Redeemable cumulative preferred stock

economic-dictionary

A redeemable cumulative preferred share is one that gives its holder preference in the payment of dividends with respect to ordinary shareholders.

In addition to the fact that in the event of non-payment of dividends, they accumulate, and together with this, they are amortizable by the entity that issues them.

As can be seen, a redeemable cumulative preferred stock stands out for its triple characterization. So, to better understand how it works, we are going to explain each of its three characteristics. Let's start with the term "preferred".

Preferred share

A preferred shareholder has preference in the payment of dividends of a company over the ordinary shareholder. In other words, the dividends corresponding to the preferred shareholder will be paid first, and later to the ordinary shareholder. But on the other hand, preferred shareholders do not normally have the right to vote at shareholders' meetings like ordinary shareholders.

Perhaps the most attractive thing for a preferred shareholder is that the shares pay predetermined dividends. While for ordinary the dividend is variable. But, the problem of a preferred shareholder comes when the company decides not to pay dividends. It is here where the following characteristic gains its weight in import: "cumulative".

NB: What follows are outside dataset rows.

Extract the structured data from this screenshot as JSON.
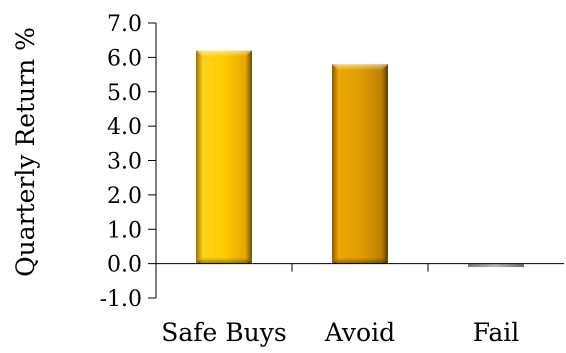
{
  "chart_data": {
    "type": "bar",
    "title": "",
    "xlabel": "",
    "ylabel": "Quarterly Return %",
    "categories": [
      "Safe Buys",
      "Avoid",
      "Fail"
    ],
    "values": [
      6.2,
      5.8,
      -0.1
    ],
    "ylim": [
      -1.0,
      7.0
    ],
    "ytick_values": [
      -1.0,
      0.0,
      1.0,
      2.0,
      3.0,
      4.0,
      5.0,
      6.0,
      7.0
    ],
    "yticks": [
      "-1.0",
      "0.0",
      "1.0",
      "2.0",
      "3.0",
      "4.0",
      "5.0",
      "6.0",
      "7.0"
    ],
    "grid": false,
    "legend": "none",
    "colors": {
      "Safe Buys": "#f2b800",
      "Avoid": "#d99600",
      "Fail": "#a9a9a9"
    }
  }
}
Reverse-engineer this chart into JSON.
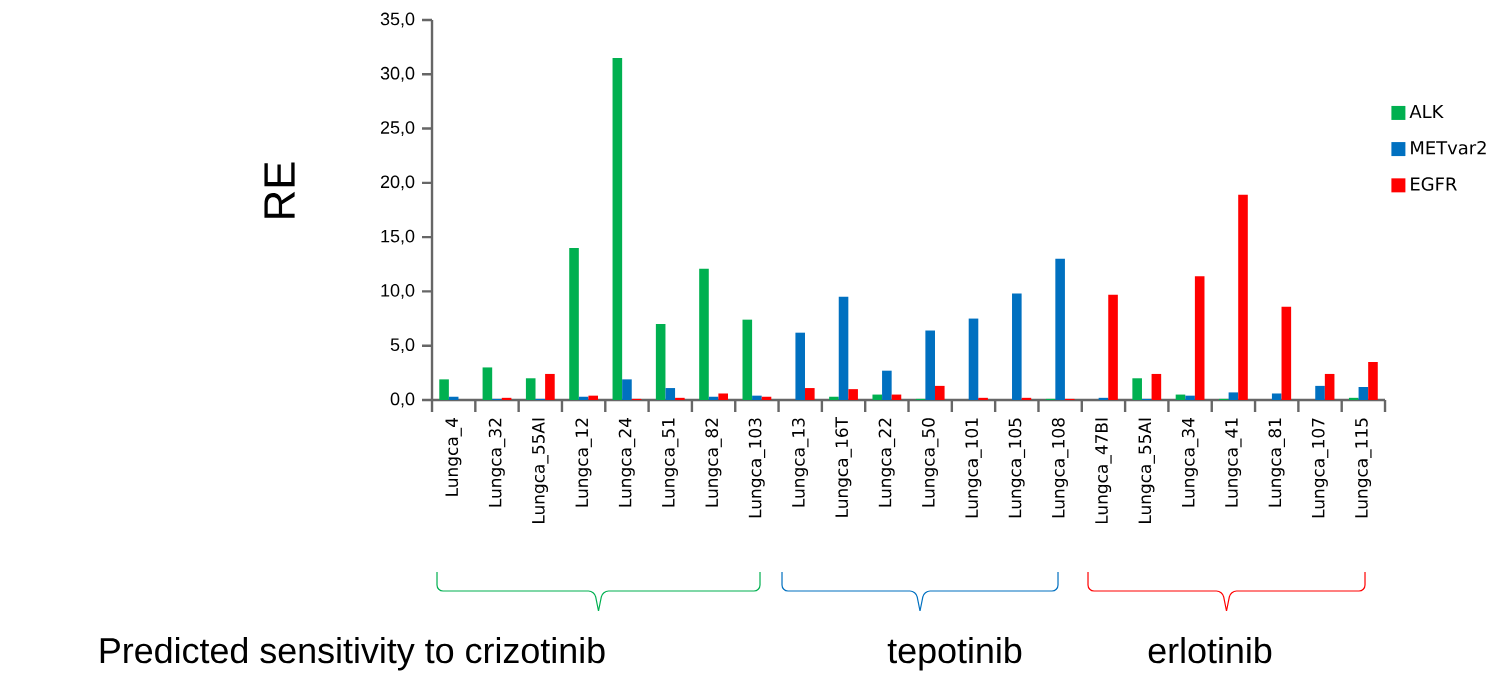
{
  "chart_data": {
    "type": "bar",
    "ylabel": "RE",
    "categories": [
      "Lungca_4",
      "Lungca_32",
      "Lungca_55AI",
      "Lungca_12",
      "Lungca_24",
      "Lungca_51",
      "Lungca_82",
      "Lungca_103",
      "Lungca_13",
      "Lungca_16T",
      "Lungca_22",
      "Lungca_50",
      "Lungca_101",
      "Lungca_105",
      "Lungca_108",
      "Lungca_47BI",
      "Lungca_55AI",
      "Lungca_34",
      "Lungca_41",
      "Lungca_81",
      "Lungca_107",
      "Lungca_115"
    ],
    "series": [
      {
        "name": "ALK",
        "color": "#00b050",
        "values": [
          1.9,
          3.0,
          2.0,
          14.0,
          31.5,
          7.0,
          12.1,
          7.4,
          0.0,
          0.3,
          0.5,
          0.1,
          0.0,
          0.0,
          0.1,
          0.0,
          2.0,
          0.5,
          0.1,
          0.0,
          0.0,
          0.2
        ]
      },
      {
        "name": "METvar2",
        "color": "#0070c0",
        "values": [
          0.3,
          0.1,
          0.1,
          0.3,
          1.9,
          1.1,
          0.3,
          0.4,
          6.2,
          9.5,
          2.7,
          6.4,
          7.5,
          9.8,
          13.0,
          0.2,
          0.1,
          0.4,
          0.7,
          0.6,
          1.3,
          1.2
        ]
      },
      {
        "name": "EGFR",
        "color": "#ff0000",
        "values": [
          0.0,
          0.2,
          2.4,
          0.4,
          0.1,
          0.2,
          0.6,
          0.3,
          1.1,
          1.0,
          0.5,
          1.3,
          0.2,
          0.2,
          0.1,
          9.7,
          2.4,
          11.4,
          18.9,
          8.6,
          2.4,
          3.5
        ]
      }
    ],
    "ylim": [
      0,
      35
    ],
    "yticks": [
      {
        "value": 0,
        "label": "0,0"
      },
      {
        "value": 5,
        "label": "5,0"
      },
      {
        "value": 10,
        "label": "10,0"
      },
      {
        "value": 15,
        "label": "15,0"
      },
      {
        "value": 20,
        "label": "20,0"
      },
      {
        "value": 25,
        "label": "25,0"
      },
      {
        "value": 30,
        "label": "30,0"
      },
      {
        "value": 35,
        "label": "35,0"
      }
    ],
    "grid": false,
    "legend": "right",
    "annotations": [
      "Predicted sensitivity to crizotinib",
      "tepotinib",
      "erlotinib"
    ]
  }
}
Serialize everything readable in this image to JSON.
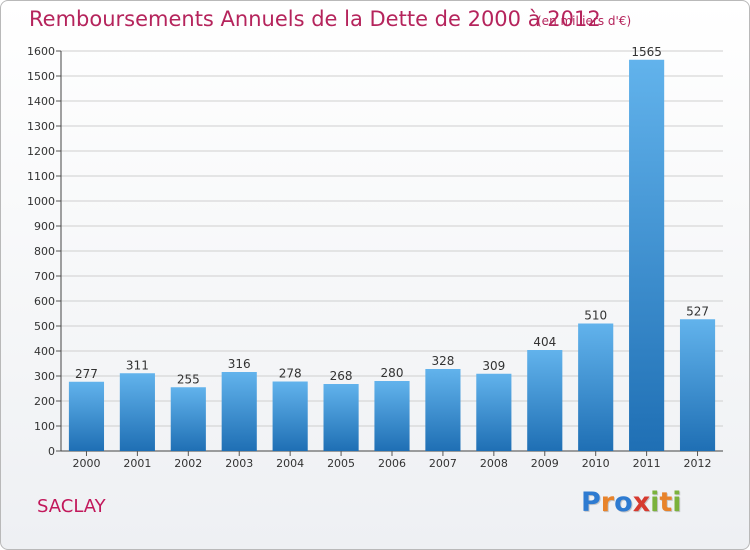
{
  "title": "Remboursements Annuels de la Dette de 2000 à 2012",
  "subtitle": "(en milliers d'€)",
  "city": "SACLAY",
  "logo": {
    "letters": [
      "P",
      "r",
      "o",
      "x",
      "i",
      "t",
      "i"
    ],
    "colors": [
      "#2e7bd1",
      "#e8832a",
      "#2e7bd1",
      "#d63a2f",
      "#7bb23c",
      "#e8832a",
      "#7bb23c"
    ]
  },
  "colors": {
    "title": "#b5245c",
    "bar_top": "#62b3ec",
    "bar_bottom": "#1f6fb4",
    "grid": "#cfcfcf"
  },
  "chart_data": {
    "type": "bar",
    "categories": [
      "2000",
      "2001",
      "2002",
      "2003",
      "2004",
      "2005",
      "2006",
      "2007",
      "2008",
      "2009",
      "2010",
      "2011",
      "2012"
    ],
    "values": [
      277,
      311,
      255,
      316,
      278,
      268,
      280,
      328,
      309,
      404,
      510,
      1565,
      527
    ],
    "ylim": [
      0,
      1600
    ],
    "yticks": [
      0,
      100,
      200,
      300,
      400,
      500,
      600,
      700,
      800,
      900,
      1000,
      1100,
      1200,
      1300,
      1400,
      1500,
      1600
    ],
    "grid": true
  }
}
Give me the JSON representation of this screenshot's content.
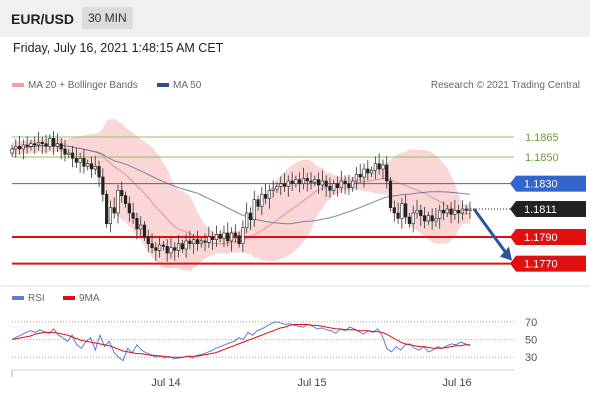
{
  "header": {
    "symbol": "EUR/USD",
    "timeframe": "30 MIN"
  },
  "datetime": "Friday, July 16, 2021 1:48:15 AM CET",
  "legend": {
    "ma20": "MA 20 + Bollinger Bands",
    "ma50": "MA 50",
    "credit": "Research © 2021 Trading Central",
    "rsi": "RSI",
    "ma9": "9MA"
  },
  "colors": {
    "bollinger": "#f5b5b5",
    "ma20": "#e58080",
    "ma50": "#5a6a8a",
    "resistance": "#8cc063",
    "pivot": "#3366cc",
    "support": "#e01010",
    "current": "#222222",
    "arrow": "#2a5599",
    "rsi": "#5b7fd6",
    "ma9": "#dd1111"
  },
  "chart_data": [
    {
      "type": "candlestick",
      "ylim": [
        1.176,
        1.188
      ],
      "x_ticks": [
        "Jul 14",
        "Jul 15",
        "Jul 16"
      ],
      "levels": [
        {
          "label": "1.1865",
          "value": 1.1865,
          "kind": "resistance"
        },
        {
          "label": "1.1850",
          "value": 1.185,
          "kind": "resistance"
        },
        {
          "label": "1.1830",
          "value": 1.183,
          "kind": "pivot"
        },
        {
          "label": "1.1811",
          "value": 1.1811,
          "kind": "current"
        },
        {
          "label": "1.1790",
          "value": 1.179,
          "kind": "support"
        },
        {
          "label": "1.1770",
          "value": 1.177,
          "kind": "support"
        }
      ],
      "close": [
        1.1856,
        1.1858,
        1.1856,
        1.1859,
        1.1858,
        1.186,
        1.1859,
        1.1861,
        1.186,
        1.1858,
        1.1864,
        1.1858,
        1.186,
        1.1856,
        1.1852,
        1.1853,
        1.1849,
        1.1846,
        1.1849,
        1.1843,
        1.1845,
        1.1841,
        1.1843,
        1.1835,
        1.1822,
        1.18,
        1.1812,
        1.1808,
        1.1825,
        1.1821,
        1.1815,
        1.1808,
        1.1804,
        1.1796,
        1.1799,
        1.179,
        1.1785,
        1.1782,
        1.178,
        1.1784,
        1.1783,
        1.1778,
        1.1782,
        1.178,
        1.1785,
        1.1781,
        1.1787,
        1.1785,
        1.1788,
        1.1785,
        1.1787,
        1.1786,
        1.179,
        1.1788,
        1.1792,
        1.1789,
        1.1793,
        1.1787,
        1.1793,
        1.1791,
        1.1785,
        1.1797,
        1.1808,
        1.1803,
        1.1818,
        1.1813,
        1.1822,
        1.1819,
        1.1825,
        1.1826,
        1.1828,
        1.183,
        1.1828,
        1.1832,
        1.183,
        1.1833,
        1.183,
        1.1834,
        1.1832,
        1.1831,
        1.1833,
        1.1829,
        1.1832,
        1.1828,
        1.1825,
        1.183,
        1.1827,
        1.1832,
        1.183,
        1.1827,
        1.1832,
        1.1837,
        1.1835,
        1.1841,
        1.1838,
        1.184,
        1.1845,
        1.1841,
        1.1844,
        1.1832,
        1.1812,
        1.1808,
        1.1804,
        1.1815,
        1.1805,
        1.18,
        1.1808,
        1.181,
        1.1806,
        1.1802,
        1.1806,
        1.1802,
        1.1804,
        1.181,
        1.1808,
        1.1811,
        1.1807,
        1.181,
        1.1808,
        1.1811,
        1.181,
        1.1811
      ],
      "rsi": [
        50,
        53,
        55,
        58,
        60,
        58,
        61,
        59,
        57,
        62,
        55,
        52,
        48,
        55,
        44,
        40,
        48,
        52,
        38,
        55,
        42,
        48,
        36,
        30,
        26,
        40,
        35,
        44,
        38,
        35,
        33,
        30,
        32,
        29,
        31,
        28,
        29,
        30,
        31,
        29,
        32,
        33,
        35,
        37,
        40,
        42,
        44,
        46,
        48,
        52,
        50,
        58,
        55,
        60,
        62,
        65,
        68,
        70,
        69,
        67,
        68,
        66,
        65,
        64,
        67,
        65,
        62,
        63,
        61,
        60,
        57,
        62,
        60,
        64,
        62,
        59,
        56,
        60,
        58,
        62,
        55,
        40,
        36,
        42,
        38,
        44,
        45,
        40,
        38,
        42,
        36,
        38,
        42,
        40,
        43,
        45,
        44,
        47,
        45,
        43
      ],
      "rsi_ma9": [
        50,
        51,
        52,
        53,
        54,
        56,
        57,
        58,
        58,
        58,
        57,
        56,
        55,
        53,
        51,
        49,
        48,
        47,
        46,
        45,
        44,
        43,
        41,
        39,
        37,
        36,
        35,
        34,
        34,
        33,
        32,
        32,
        31,
        31,
        30,
        30,
        30,
        30,
        31,
        31,
        31,
        32,
        33,
        34,
        35,
        37,
        39,
        41,
        43,
        45,
        47,
        49,
        51,
        53,
        55,
        57,
        59,
        61,
        63,
        64,
        66,
        67,
        67,
        67,
        67,
        66,
        66,
        65,
        64,
        63,
        62,
        62,
        61,
        61,
        61,
        60,
        60,
        60,
        59,
        59,
        58,
        56,
        53,
        50,
        47,
        45,
        44,
        43,
        42,
        42,
        41,
        40,
        40,
        40,
        41,
        42,
        43,
        43,
        44,
        44
      ],
      "rsi_levels": [
        {
          "label": "70",
          "value": 70
        },
        {
          "label": "50",
          "value": 50
        },
        {
          "label": "30",
          "value": 30
        }
      ]
    }
  ]
}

Cumulative preferred stock

A cumulative preferred stock is one that in the event that the company does not pay dividends, the shareholder accumulates them. They are accumulated in such a way that before paying any dividend to the ordinary shareholders, the total balance of the preferred ones must be settled.

Redeemable action

It is one where the issuer of the share has the right to repurchase it, at a predetermined price, and within a specified period. When issuing an action type like this, a number of important conditions must be defined. These conditions are as follows:

  • Redemption price: It is the price at which the entity will buy back the shares from the shareholders.
  • Redemption date: A minimum period is usually established that the issuing entity must wait to redeem the shares. Normally, a period of about three years is established from the issuance.
  • Redemption premium: There is the possibility of establishing a premium in the issuance of these shares. It is an amount that the shareholder will receive at the time of redemption.

This part is a great advantage for the issuing entity. Well, you can redeem the shares when the interest rates are more favorable, and issue another at a lower rate.

Example of redeemable cumulative preferred stock

As we have seen, this type of action has advantages for both the shareholders and the issuing entity. Let's go by parts:

  • Advantages for the shareholder: The most notable thing is to have preference in the payment of dividends, provided that the entity has benefits to be distributed, with respect to ordinary shareholders. On the other hand, in the event that the entity does not distribute benefits, we have another advantage. And it is that those unpaid dividends accumulate, and will be received in full before paying ordinary shareholders.
  • Advantages for the issuing entity: An important part is that the shareholder does not have the right to vote at shareholders' meetings. This means that the ownership of the company is not diluted, as if it can happen with ordinary shares. On the other hand, their amortization gives the entity a great benefit. Being able, therefore, to amortize them early, when interest rates are lower, and to issue new ones at a lower cost.